4. Aggregate Approaches Based on Existing NANP Data Structures
Some service providers are already exchanging voice traffic over IP facilities. This section details how routing for such exchanges has been implemented based on existing industry data in the LERG and NPAC supplemented with the bilateral exchange of information to map LERG and/or NPAC identifiers to IP connection information.

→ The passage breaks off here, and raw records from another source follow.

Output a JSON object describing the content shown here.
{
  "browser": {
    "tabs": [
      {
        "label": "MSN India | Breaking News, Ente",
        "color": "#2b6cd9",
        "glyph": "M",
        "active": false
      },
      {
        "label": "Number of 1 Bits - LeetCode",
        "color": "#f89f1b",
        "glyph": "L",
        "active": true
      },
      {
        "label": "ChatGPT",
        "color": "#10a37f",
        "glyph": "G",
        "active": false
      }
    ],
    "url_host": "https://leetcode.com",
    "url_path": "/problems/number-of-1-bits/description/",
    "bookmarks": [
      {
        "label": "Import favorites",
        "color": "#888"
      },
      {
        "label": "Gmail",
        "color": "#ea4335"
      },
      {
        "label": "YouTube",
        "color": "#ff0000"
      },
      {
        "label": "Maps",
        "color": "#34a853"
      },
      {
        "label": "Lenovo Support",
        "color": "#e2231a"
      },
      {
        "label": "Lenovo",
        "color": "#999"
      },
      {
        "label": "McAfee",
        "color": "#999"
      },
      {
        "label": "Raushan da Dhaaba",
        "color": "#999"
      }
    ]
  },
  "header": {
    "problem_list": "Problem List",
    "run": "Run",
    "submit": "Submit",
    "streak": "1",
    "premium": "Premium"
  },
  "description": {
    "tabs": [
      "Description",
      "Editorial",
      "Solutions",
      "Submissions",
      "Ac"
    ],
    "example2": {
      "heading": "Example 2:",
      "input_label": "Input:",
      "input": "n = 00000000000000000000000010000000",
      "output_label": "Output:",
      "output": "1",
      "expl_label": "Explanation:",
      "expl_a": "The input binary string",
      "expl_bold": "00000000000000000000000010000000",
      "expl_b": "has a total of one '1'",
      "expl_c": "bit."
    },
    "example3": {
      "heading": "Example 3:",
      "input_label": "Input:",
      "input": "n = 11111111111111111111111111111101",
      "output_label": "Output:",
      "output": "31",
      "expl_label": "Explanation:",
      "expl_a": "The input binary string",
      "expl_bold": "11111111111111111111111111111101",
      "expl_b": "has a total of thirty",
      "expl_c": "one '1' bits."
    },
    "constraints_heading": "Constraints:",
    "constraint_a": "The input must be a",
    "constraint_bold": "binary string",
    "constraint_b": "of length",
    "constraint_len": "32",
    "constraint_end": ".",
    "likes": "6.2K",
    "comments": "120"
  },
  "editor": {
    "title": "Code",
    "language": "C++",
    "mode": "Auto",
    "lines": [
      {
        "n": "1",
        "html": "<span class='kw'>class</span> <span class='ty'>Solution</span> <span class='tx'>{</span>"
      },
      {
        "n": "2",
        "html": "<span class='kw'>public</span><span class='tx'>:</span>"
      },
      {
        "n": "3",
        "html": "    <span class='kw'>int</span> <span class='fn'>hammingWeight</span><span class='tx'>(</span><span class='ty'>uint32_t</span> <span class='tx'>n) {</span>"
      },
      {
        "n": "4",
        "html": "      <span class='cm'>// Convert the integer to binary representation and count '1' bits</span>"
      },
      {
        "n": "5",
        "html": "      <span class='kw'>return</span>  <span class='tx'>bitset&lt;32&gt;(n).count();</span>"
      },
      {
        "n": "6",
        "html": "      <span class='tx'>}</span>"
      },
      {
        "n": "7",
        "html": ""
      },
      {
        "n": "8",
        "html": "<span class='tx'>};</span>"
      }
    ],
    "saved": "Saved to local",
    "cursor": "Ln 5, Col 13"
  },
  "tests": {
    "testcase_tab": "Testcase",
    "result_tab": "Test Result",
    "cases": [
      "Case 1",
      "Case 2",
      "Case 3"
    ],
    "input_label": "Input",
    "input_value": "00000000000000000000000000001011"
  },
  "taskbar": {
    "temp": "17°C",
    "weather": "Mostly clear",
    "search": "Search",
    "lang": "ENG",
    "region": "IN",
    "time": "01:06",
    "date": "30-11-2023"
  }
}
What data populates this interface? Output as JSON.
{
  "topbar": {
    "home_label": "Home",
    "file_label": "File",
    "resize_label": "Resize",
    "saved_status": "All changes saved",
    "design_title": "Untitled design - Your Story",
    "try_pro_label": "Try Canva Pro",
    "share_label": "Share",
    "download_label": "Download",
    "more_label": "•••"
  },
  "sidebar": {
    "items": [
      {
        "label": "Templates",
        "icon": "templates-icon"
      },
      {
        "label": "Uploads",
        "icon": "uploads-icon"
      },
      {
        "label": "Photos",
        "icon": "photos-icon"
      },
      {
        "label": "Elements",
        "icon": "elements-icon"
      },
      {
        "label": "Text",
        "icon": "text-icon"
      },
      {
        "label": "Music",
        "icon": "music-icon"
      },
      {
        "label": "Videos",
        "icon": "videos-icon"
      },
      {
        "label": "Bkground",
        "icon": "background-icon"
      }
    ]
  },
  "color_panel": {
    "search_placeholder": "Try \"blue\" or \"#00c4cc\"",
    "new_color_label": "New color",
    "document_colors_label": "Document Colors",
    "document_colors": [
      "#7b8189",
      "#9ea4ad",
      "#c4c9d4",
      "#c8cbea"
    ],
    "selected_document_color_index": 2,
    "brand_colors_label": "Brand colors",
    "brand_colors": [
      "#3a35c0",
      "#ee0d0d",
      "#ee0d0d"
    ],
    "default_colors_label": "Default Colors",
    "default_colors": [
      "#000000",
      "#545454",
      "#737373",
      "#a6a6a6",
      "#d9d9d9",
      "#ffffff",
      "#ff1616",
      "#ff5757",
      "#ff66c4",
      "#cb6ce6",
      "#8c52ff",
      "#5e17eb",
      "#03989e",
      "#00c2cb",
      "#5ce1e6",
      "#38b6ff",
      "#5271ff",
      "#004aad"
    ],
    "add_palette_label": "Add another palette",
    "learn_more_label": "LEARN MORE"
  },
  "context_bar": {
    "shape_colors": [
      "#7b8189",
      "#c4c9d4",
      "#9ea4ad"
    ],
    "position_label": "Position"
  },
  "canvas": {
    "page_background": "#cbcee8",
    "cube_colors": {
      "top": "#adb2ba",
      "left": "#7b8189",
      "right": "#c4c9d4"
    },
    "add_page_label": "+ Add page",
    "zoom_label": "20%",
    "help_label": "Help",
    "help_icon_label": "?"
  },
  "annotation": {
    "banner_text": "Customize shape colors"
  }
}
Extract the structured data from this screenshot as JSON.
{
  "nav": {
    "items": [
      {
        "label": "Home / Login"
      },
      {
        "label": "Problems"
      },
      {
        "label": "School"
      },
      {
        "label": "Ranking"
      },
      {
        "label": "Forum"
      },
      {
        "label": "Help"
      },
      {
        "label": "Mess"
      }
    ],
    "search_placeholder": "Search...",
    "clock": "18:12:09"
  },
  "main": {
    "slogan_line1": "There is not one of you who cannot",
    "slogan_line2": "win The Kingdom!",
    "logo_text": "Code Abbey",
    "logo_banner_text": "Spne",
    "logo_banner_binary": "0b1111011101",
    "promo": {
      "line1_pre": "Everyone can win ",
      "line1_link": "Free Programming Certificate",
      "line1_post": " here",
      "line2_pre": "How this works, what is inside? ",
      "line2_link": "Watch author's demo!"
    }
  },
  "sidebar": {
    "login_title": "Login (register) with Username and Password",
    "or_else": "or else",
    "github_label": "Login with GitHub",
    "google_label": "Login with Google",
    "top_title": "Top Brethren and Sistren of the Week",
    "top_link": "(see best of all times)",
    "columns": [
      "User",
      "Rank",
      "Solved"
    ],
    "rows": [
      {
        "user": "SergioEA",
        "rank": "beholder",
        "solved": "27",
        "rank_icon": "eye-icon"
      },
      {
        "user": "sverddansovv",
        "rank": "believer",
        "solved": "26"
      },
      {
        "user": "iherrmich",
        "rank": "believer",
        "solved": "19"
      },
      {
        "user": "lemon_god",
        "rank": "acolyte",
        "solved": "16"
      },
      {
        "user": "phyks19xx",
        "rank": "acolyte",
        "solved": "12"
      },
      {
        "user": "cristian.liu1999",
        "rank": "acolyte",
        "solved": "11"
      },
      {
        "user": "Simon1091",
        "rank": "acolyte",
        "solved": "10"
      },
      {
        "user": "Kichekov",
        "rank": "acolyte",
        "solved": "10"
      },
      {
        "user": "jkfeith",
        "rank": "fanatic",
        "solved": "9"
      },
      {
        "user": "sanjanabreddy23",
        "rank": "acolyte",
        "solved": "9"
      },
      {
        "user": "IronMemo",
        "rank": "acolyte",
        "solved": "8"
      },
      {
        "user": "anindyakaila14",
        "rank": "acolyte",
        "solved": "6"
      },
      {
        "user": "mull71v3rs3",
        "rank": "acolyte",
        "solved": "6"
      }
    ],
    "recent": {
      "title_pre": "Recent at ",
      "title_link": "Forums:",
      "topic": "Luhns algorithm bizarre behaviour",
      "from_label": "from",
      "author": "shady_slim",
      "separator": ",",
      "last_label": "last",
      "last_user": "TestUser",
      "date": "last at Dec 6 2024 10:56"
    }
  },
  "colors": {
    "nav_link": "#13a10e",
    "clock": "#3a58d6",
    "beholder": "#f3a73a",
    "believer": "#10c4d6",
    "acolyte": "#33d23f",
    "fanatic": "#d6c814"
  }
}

Existing approaches to IP interconnection routing rely on NANP constructs for aggregating telephone numbers into groups and then associating a route (SBC URI or IP address) with the TN group. Common methods of aggregation are Location Routing Number (LRN) in the NPAC, OCNs, CLLIs, and central office codes (NPA-NXXs).
4.1 Current Method
4.1.1 Introduction
This section describes how some SPs have already implemented an internal IP routing service using data available from the LERG and NPAC. This is possible because when SPs obtain numbering resources they are associated with the SP’s OCN, the serving switch’s CLLI code, an NPA-NXX, as well as a 10-digit LRN for those TNs which are ported or pooled. These “identifiers” are shared among SPs through existing NPAC and LERG feeds and no new industry systems development or standards were required to implement this solution. Sometimes referred to as the “aggregation method,” the use of these existing identifiers to efficiently represent (or aggregate) large groups of TNs significantly reduces the quantity of routing records, and avoids the need for SPs to provision multiple instances of the same routing data for each of its customers’ TNs. During the development of the interconnection agreement, SPs exchange these “identifiers” (aka “TN group identifiers”) and ingress SBC IP addresses to establish routes between their networks via an IP interconnection.
4.1.2 - Use Cases
The makeup of an SP’s switching infrastructure and the degree to which customer TNs are served via IP will influence which identifier(s) may be used to represent the groups of TNs to which traffic should be sent via an IP interconnect. The following use case examples are not intended to serve as an exhaustive list of possible scenarios:
An SP may specify calls to all of their customers’ TNs on all of their switches should be sent over an IP interconnection. Here, the SP can simply specify their Operating Company Number (OCN) as the identifier since all the TNs associated in the LERG and NPAC with their switches are related to their OCN. This is likely attractive if the SP is an OTT VoIP provider or a cable company if all of their customers are served via IP.
If an SP has specific switches to which calls should be sent via IP, they could simply identify those switches by their switch CLLI code. This is likely attractive for SPs with a mixed TDM and IP switching infrastructure that prefer traffic associated with certain or all of their IP switches be sent via an IP interconnect. Also, SPs transitioning their TDM interconnects to IP can manage the rate of transition by adding switch CLLI codes to the list of identifiers as it grows its IP interconnection capacity.